As our economies are increasingly buffeted by global turbulence, institutional backsliding therefore risks creating a vicious circle: repeated shocks can undermine economic convergence and further erode public confidence in the reform process.

The best way for countries to sustain reform momentum is to recognise the importance of maintaining public support and, as far as possible, pair governance improvements with a focus on sectors where they have a clear competitive edge – and where deeper integration with the region can unlock significant and rapid growth opportunities.

This way, the benefits of reforms will be felt more quickly and more widely.

Ukraine is well positioned to put this into practice. Its IT sector is already relatively strong: IT services exports reached nearly USD 7 billion in 2023, making it one of the country’s leading export sectors despite the war.[19]

Ukraine also produces around 130,000 STEM graduates each year – exceeding Germany and France[20] – and it ranks among the top five countries globally for certified IT professionals.[21] Successful IT clusters are active in several cities, and major foreign firms – including Apple, Microsoft, Boeing and Siemens – have established R&D operations in the country.

A dynamic defence tech ecosystem is also taking shape[22], with Ukrainian start-ups attracting almost half a billion US dollars in funding in 2024 – surpassing many of their peers across central and eastern Europe.[23] Experience from countries like Israel suggests that such a foundation can enable the country to emerge as a broader technology hub in the years ahead.

If Ukraine stays the course on institutional reform and continues to adapt its economy to new opportunities, despite the stormy environment, it can emerge as a vital engine of growth and a key contributor to the region’s future.

Conclusion

Let me conclude.

Ukraine stands at a pivotal moment – facing the hardships of war, the challenge of reconstruction and the opportunity of deeper regional integration.

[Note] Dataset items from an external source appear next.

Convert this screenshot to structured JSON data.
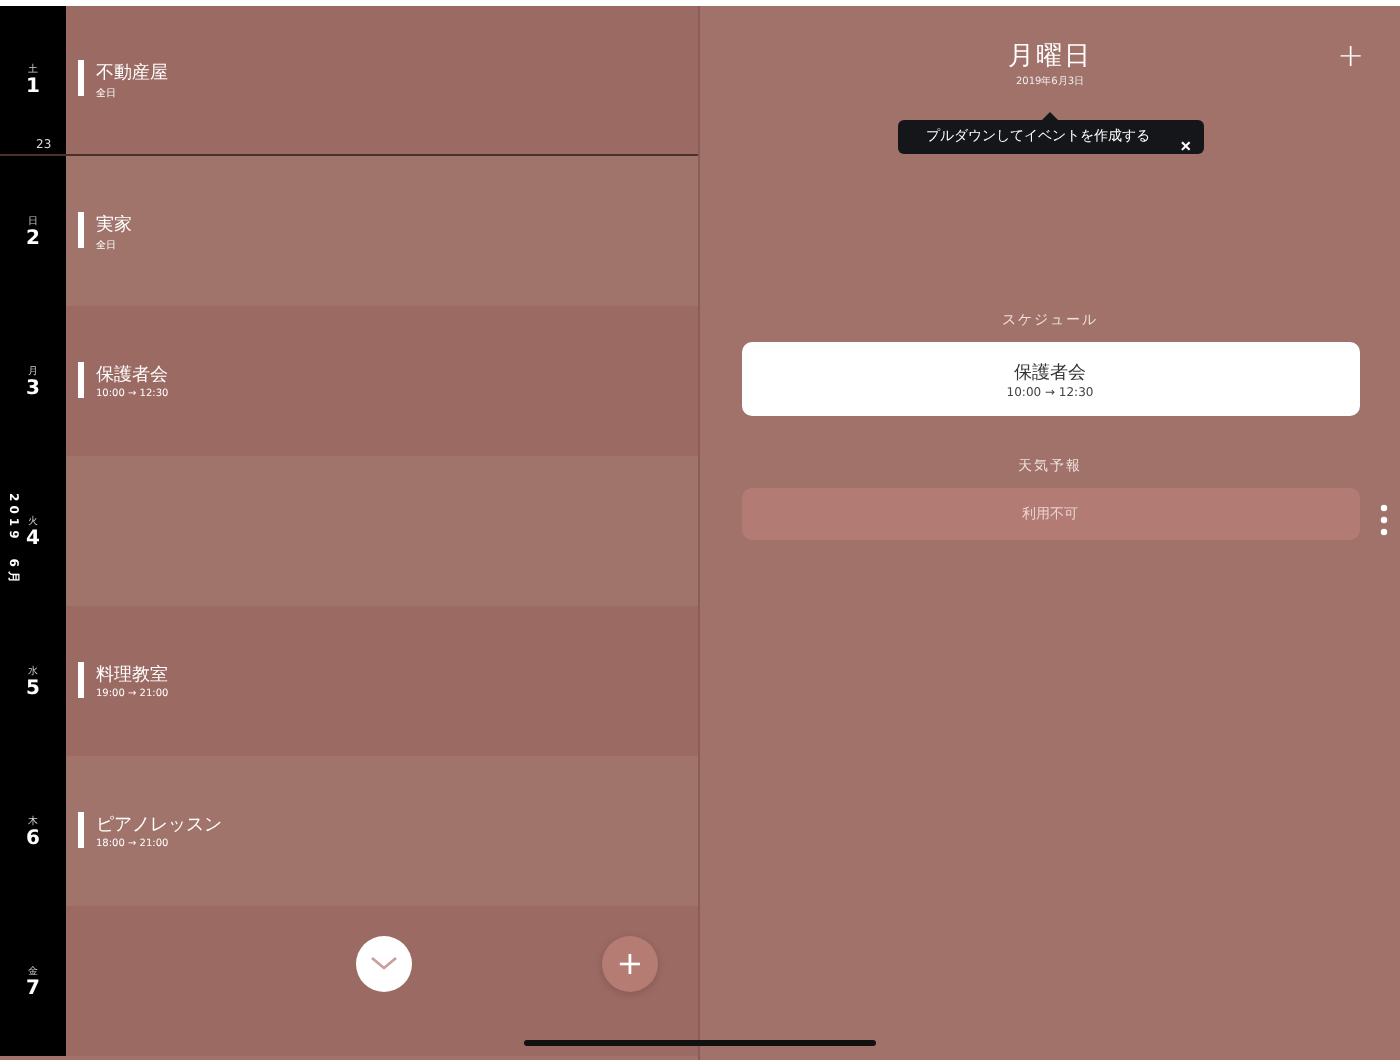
{
  "month_label": {
    "year": "2019",
    "month": "6月"
  },
  "days": [
    {
      "weekday": "土",
      "day": "1",
      "week_marker": "23",
      "event": {
        "title": "不動産屋",
        "time": "全日"
      }
    },
    {
      "weekday": "日",
      "day": "2",
      "event": {
        "title": "実家",
        "time": "全日"
      }
    },
    {
      "weekday": "月",
      "day": "3",
      "event": {
        "title": "保護者会",
        "time": "10:00 → 12:30"
      }
    },
    {
      "weekday": "火",
      "day": "4"
    },
    {
      "weekday": "水",
      "day": "5",
      "event": {
        "title": "料理教室",
        "time": "19:00 → 21:00"
      }
    },
    {
      "weekday": "木",
      "day": "6",
      "event": {
        "title": "ピアノレッスン",
        "time": "18:00 → 21:00"
      }
    },
    {
      "weekday": "金",
      "day": "7"
    }
  ],
  "detail": {
    "title": "月曜日",
    "date": "2019年6月3日",
    "add_button": "+",
    "tooltip": {
      "text": "プルダウンしてイベントを作成する",
      "close": "×"
    },
    "schedule_heading": "スケジュール",
    "schedule": [
      {
        "title": "保護者会",
        "time": "10:00 → 12:30"
      }
    ],
    "weather_heading": "天気予報",
    "weather": "利用不可"
  },
  "fab_add": "+"
}
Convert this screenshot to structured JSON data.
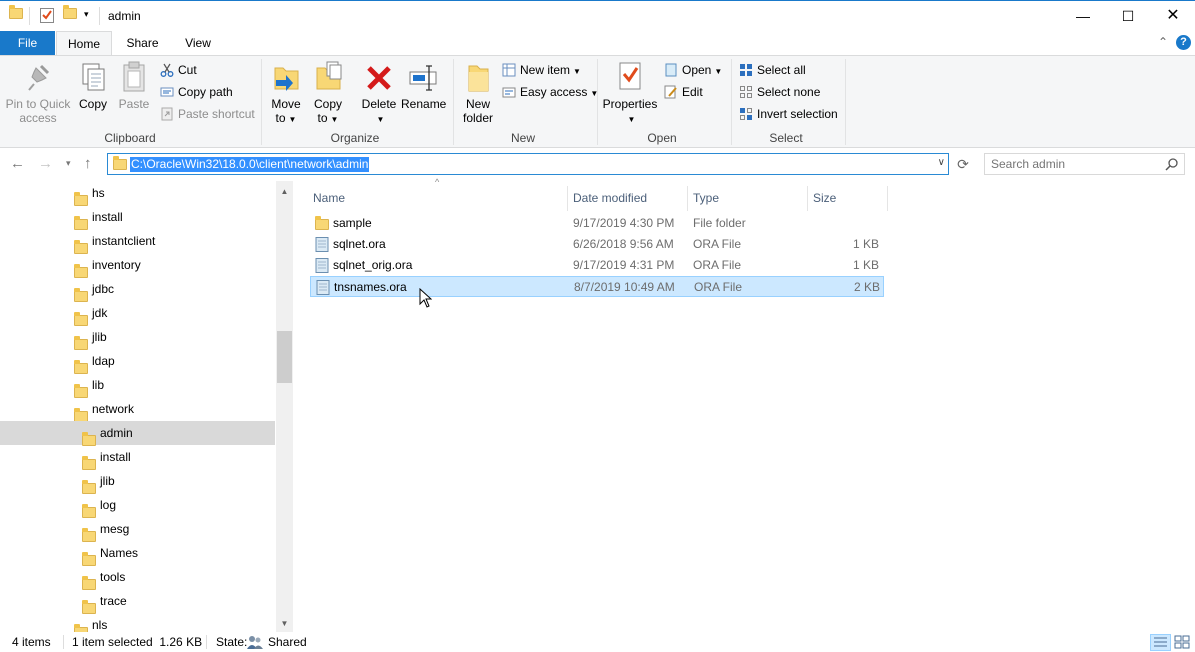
{
  "window": {
    "title": "admin"
  },
  "ribbon_tabs": [
    "File",
    "Home",
    "Share",
    "View"
  ],
  "ribbon": {
    "clipboard": {
      "label": "Clipboard",
      "pin": "Pin to Quick access",
      "pin_l1": "Pin to Quick",
      "pin_l2": "access",
      "copy": "Copy",
      "paste": "Paste",
      "cut": "Cut",
      "copy_path": "Copy path",
      "paste_shortcut": "Paste shortcut"
    },
    "organize": {
      "label": "Organize",
      "move_l1": "Move",
      "move_l2": "to",
      "copy_l1": "Copy",
      "copy_l2": "to",
      "delete": "Delete",
      "rename": "Rename"
    },
    "new": {
      "label": "New",
      "new_folder_l1": "New",
      "new_folder_l2": "folder",
      "new_item": "New item",
      "easy_access": "Easy access"
    },
    "open": {
      "label": "Open",
      "properties": "Properties",
      "open": "Open",
      "edit": "Edit"
    },
    "select": {
      "label": "Select",
      "select_all": "Select all",
      "select_none": "Select none",
      "invert": "Invert selection"
    }
  },
  "address": {
    "path": "C:\\Oracle\\Win32\\18.0.0\\client\\network\\admin",
    "search_placeholder": "Search admin"
  },
  "tree": [
    {
      "label": "hs",
      "level": 0
    },
    {
      "label": "install",
      "level": 0
    },
    {
      "label": "instantclient",
      "level": 0
    },
    {
      "label": "inventory",
      "level": 0
    },
    {
      "label": "jdbc",
      "level": 0
    },
    {
      "label": "jdk",
      "level": 0
    },
    {
      "label": "jlib",
      "level": 0
    },
    {
      "label": "ldap",
      "level": 0
    },
    {
      "label": "lib",
      "level": 0
    },
    {
      "label": "network",
      "level": 0
    },
    {
      "label": "admin",
      "level": 1,
      "selected": true
    },
    {
      "label": "install",
      "level": 1
    },
    {
      "label": "jlib",
      "level": 1
    },
    {
      "label": "log",
      "level": 1
    },
    {
      "label": "mesg",
      "level": 1
    },
    {
      "label": "Names",
      "level": 1
    },
    {
      "label": "tools",
      "level": 1
    },
    {
      "label": "trace",
      "level": 1
    },
    {
      "label": "nls",
      "level": 0
    }
  ],
  "columns": [
    "Name",
    "Date modified",
    "Type",
    "Size"
  ],
  "files": [
    {
      "name": "sample",
      "date": "9/17/2019 4:30 PM",
      "type": "File folder",
      "size": "",
      "kind": "folder"
    },
    {
      "name": "sqlnet.ora",
      "date": "6/26/2018 9:56 AM",
      "type": "ORA File",
      "size": "1 KB",
      "kind": "file"
    },
    {
      "name": "sqlnet_orig.ora",
      "date": "9/17/2019 4:31 PM",
      "type": "ORA File",
      "size": "1 KB",
      "kind": "file"
    },
    {
      "name": "tnsnames.ora",
      "date": "8/7/2019 10:49 AM",
      "type": "ORA File",
      "size": "2 KB",
      "kind": "file",
      "selected": true
    }
  ],
  "status": {
    "items": "4 items",
    "selected": "1 item selected  1.26 KB",
    "state_label": "State:",
    "state_value": "Shared"
  },
  "colors": {
    "accent": "#1979ca",
    "selection": "#cce8ff",
    "folder": "#f8d775"
  }
}
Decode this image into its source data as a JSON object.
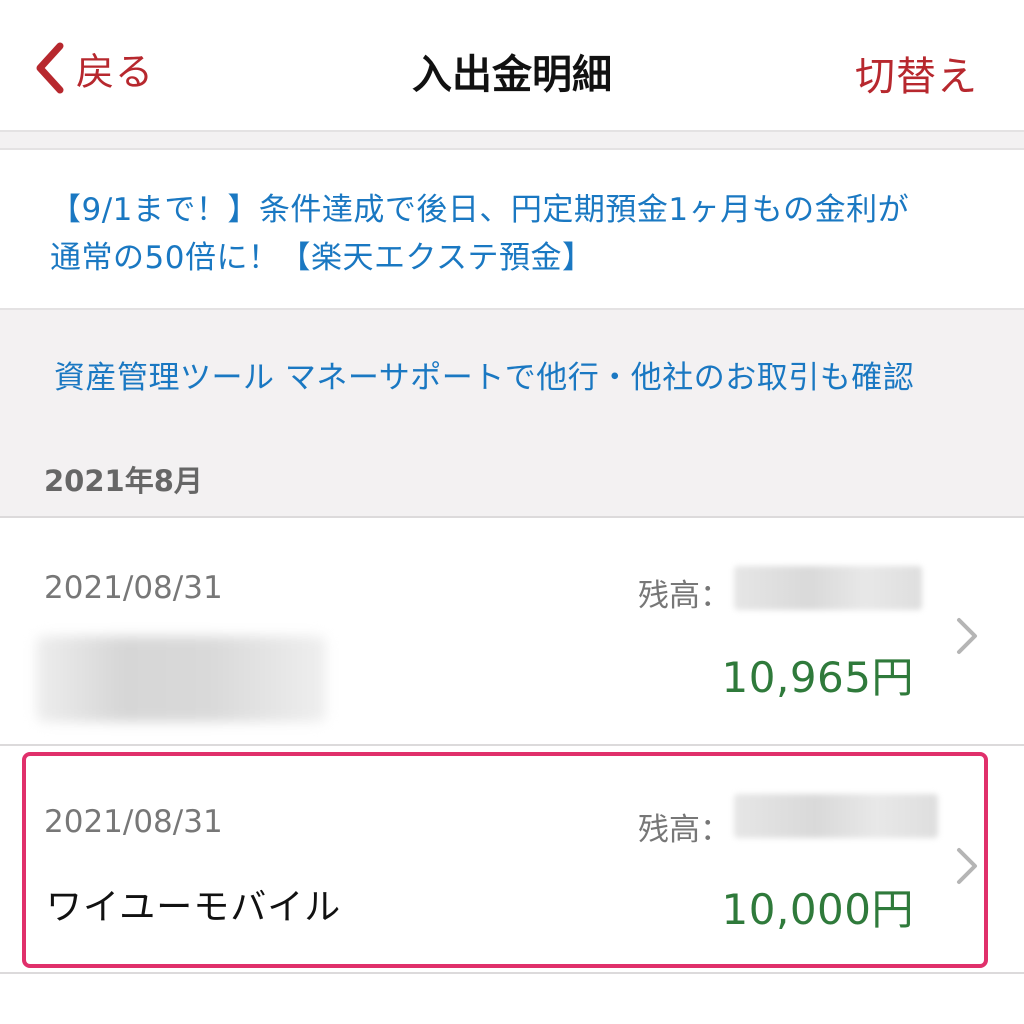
{
  "header": {
    "back_label": "戻る",
    "title": "入出金明細",
    "switch_label": "切替え"
  },
  "promo": {
    "line1": "【9/1まで！】条件達成で後日、円定期預金1ヶ月もの金利が",
    "line2": "通常の50倍に！【楽天エクステ預金】"
  },
  "support": {
    "link_label": "資産管理ツール マネーサポートで他行・他社のお取引も確認",
    "month_heading": "2021年8月"
  },
  "transactions": [
    {
      "date": "2021/08/31",
      "balance_label": "残高：",
      "name": "",
      "amount": "10,965円"
    },
    {
      "date": "2021/08/31",
      "balance_label": "残高：",
      "name": "ワイユーモバイル",
      "amount": "10,000円"
    }
  ],
  "colors": {
    "accent_red": "#b7282e",
    "link_blue": "#1a78c2",
    "amount_green": "#2f7a3b",
    "highlight_pink": "#e0306b"
  },
  "icons": {
    "back": "chevron-left-icon",
    "row_arrow": "chevron-right-icon"
  }
}
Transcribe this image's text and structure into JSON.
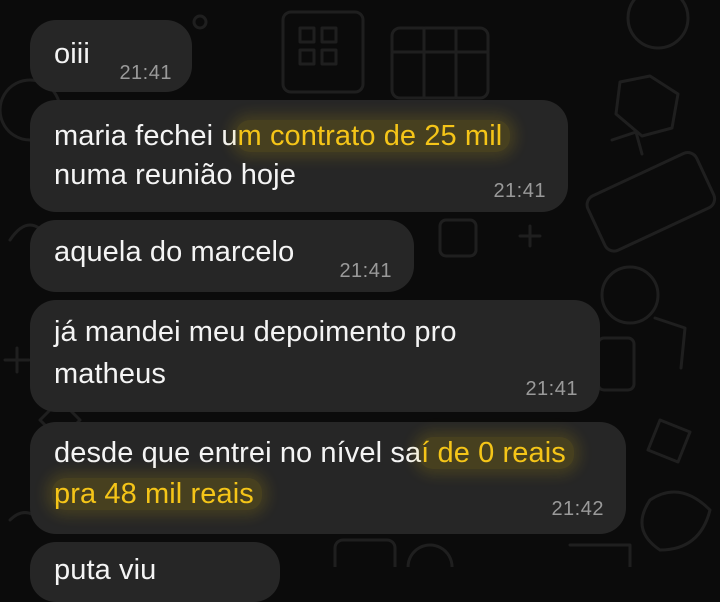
{
  "messages": [
    {
      "text": "oiii",
      "time": "21:41"
    },
    {
      "lines": [
        [
          "maria fechei u",
          "m contrato de 25 mil"
        ],
        [
          "numa reunião hoje",
          ""
        ]
      ],
      "time": "21:41"
    },
    {
      "text": "aquela do marcelo",
      "time": "21:41"
    },
    {
      "lines": [
        "já mandei meu depoimento pro",
        "matheus"
      ],
      "time": "21:41"
    },
    {
      "lines": [
        [
          "desde que entrei no nível sa",
          "í de 0 reais"
        ],
        [
          "",
          "pra 48 mil reais"
        ]
      ],
      "time": "21:42"
    },
    {
      "text": "puta viu"
    }
  ],
  "colors": {
    "background": "#0b0b0b",
    "bubble": "#262626",
    "text": "#f4f4f4",
    "timestamp": "#9a9a9a",
    "highlight": "#f5c518"
  }
}
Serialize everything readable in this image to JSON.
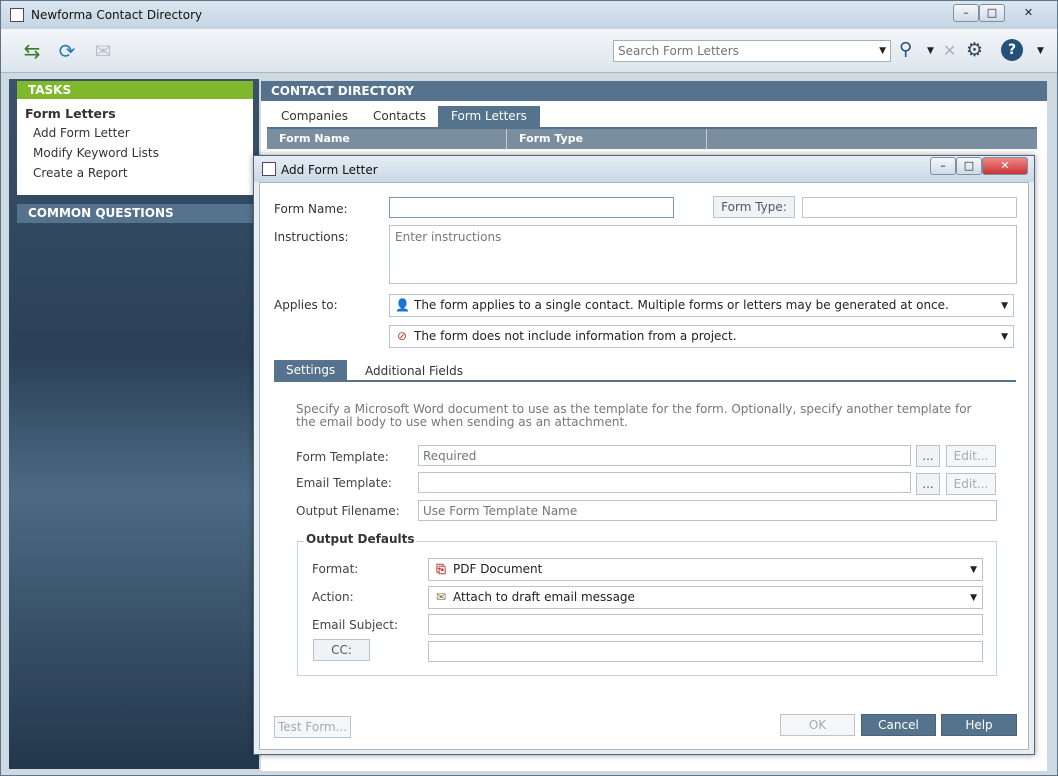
{
  "app": {
    "title": "Newforma Contact Directory",
    "search_placeholder": "Search Form Letters"
  },
  "tasks": {
    "header": "TASKS",
    "section": "Form Letters",
    "links": [
      "Add Form Letter",
      "Modify Keyword Lists",
      "Create a Report"
    ],
    "common_questions": "COMMON QUESTIONS"
  },
  "contact_directory": {
    "header": "CONTACT DIRECTORY",
    "tabs": [
      "Companies",
      "Contacts",
      "Form Letters"
    ],
    "active_tab": "Form Letters",
    "columns": [
      "Form Name",
      "Form Type"
    ]
  },
  "dialog": {
    "title": "Add Form Letter",
    "form_name_label": "Form Name:",
    "form_name_value": "",
    "form_type_button": "Form Type:",
    "form_type_value": "",
    "instructions_label": "Instructions:",
    "instructions_placeholder": "Enter instructions",
    "applies_to_label": "Applies to:",
    "applies_to_contact": "The form applies to a single contact. Multiple forms or letters may be generated at once.",
    "applies_to_project": "The form does not include information from a project.",
    "tabs": [
      "Settings",
      "Additional Fields"
    ],
    "settings_description": "Specify a Microsoft Word document to use as the template for the form. Optionally, specify another template for the email body to use when sending as an attachment.",
    "form_template_label": "Form Template:",
    "form_template_placeholder": "Required",
    "email_template_label": "Email Template:",
    "email_template_placeholder": "",
    "output_filename_label": "Output Filename:",
    "output_filename_placeholder": "Use Form Template Name",
    "browse_label": "...",
    "edit_label": "Edit...",
    "output_defaults": {
      "legend": "Output Defaults",
      "format_label": "Format:",
      "format_value": "PDF Document",
      "action_label": "Action:",
      "action_value": "Attach to draft email message",
      "email_subject_label": "Email Subject:",
      "email_subject_value": "",
      "cc_button": "CC:",
      "cc_value": ""
    },
    "test_form_button": "Test Form...",
    "ok_button": "OK",
    "cancel_button": "Cancel",
    "help_button": "Help"
  }
}
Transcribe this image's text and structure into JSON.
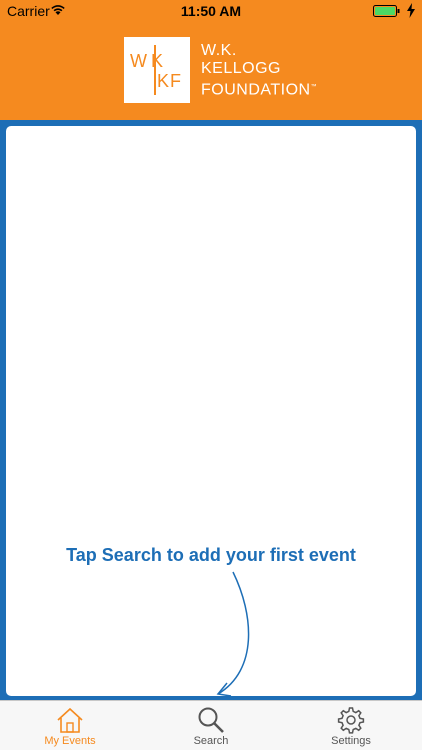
{
  "status_bar": {
    "carrier": "Carrier",
    "time": "11:50 AM",
    "icons": [
      "wifi-icon",
      "battery-icon",
      "charging-bolt-icon"
    ]
  },
  "header": {
    "logo_mark": "WK KF",
    "logo_lines": [
      "W.K.",
      "KELLOGG",
      "FOUNDATION"
    ],
    "trademark": "™"
  },
  "main": {
    "empty_hint": "Tap Search to add your first event"
  },
  "tabbar": {
    "tabs": [
      {
        "label": "My Events",
        "icon": "home-icon",
        "selected": true
      },
      {
        "label": "Search",
        "icon": "search-icon",
        "selected": false
      },
      {
        "label": "Settings",
        "icon": "gear-icon",
        "selected": false
      }
    ]
  },
  "colors": {
    "header_orange": "#f58a1f",
    "frame_blue": "#1d6eb6",
    "selected_tab": "#f58a1f"
  }
}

In a world marked by shifting geopolitical realities, such integration offers a clear path to recovery and lasting prosperity.

The recent history of regional integration shows not only its immense benefits, but also the importance of managing transitional risks through robust policy frameworks. It also underlines the need to sustain reform over time by ensuring that people feel its benefits.

I am confident that Ukraine will be able to fully realise its economic potential, turning the upheaval of today into the foundation for a dynamic future.

As Ivan Franko, one of Ukraine’s greatest poets, once wrote: “even though life is but a moment and made up of moments, we carry eternity in our souls.”

This enduring spirit captures the resilience and potential of Ukraine’s people and its economy – a spirit that will continue to drive advancement and renewal in the years ahead.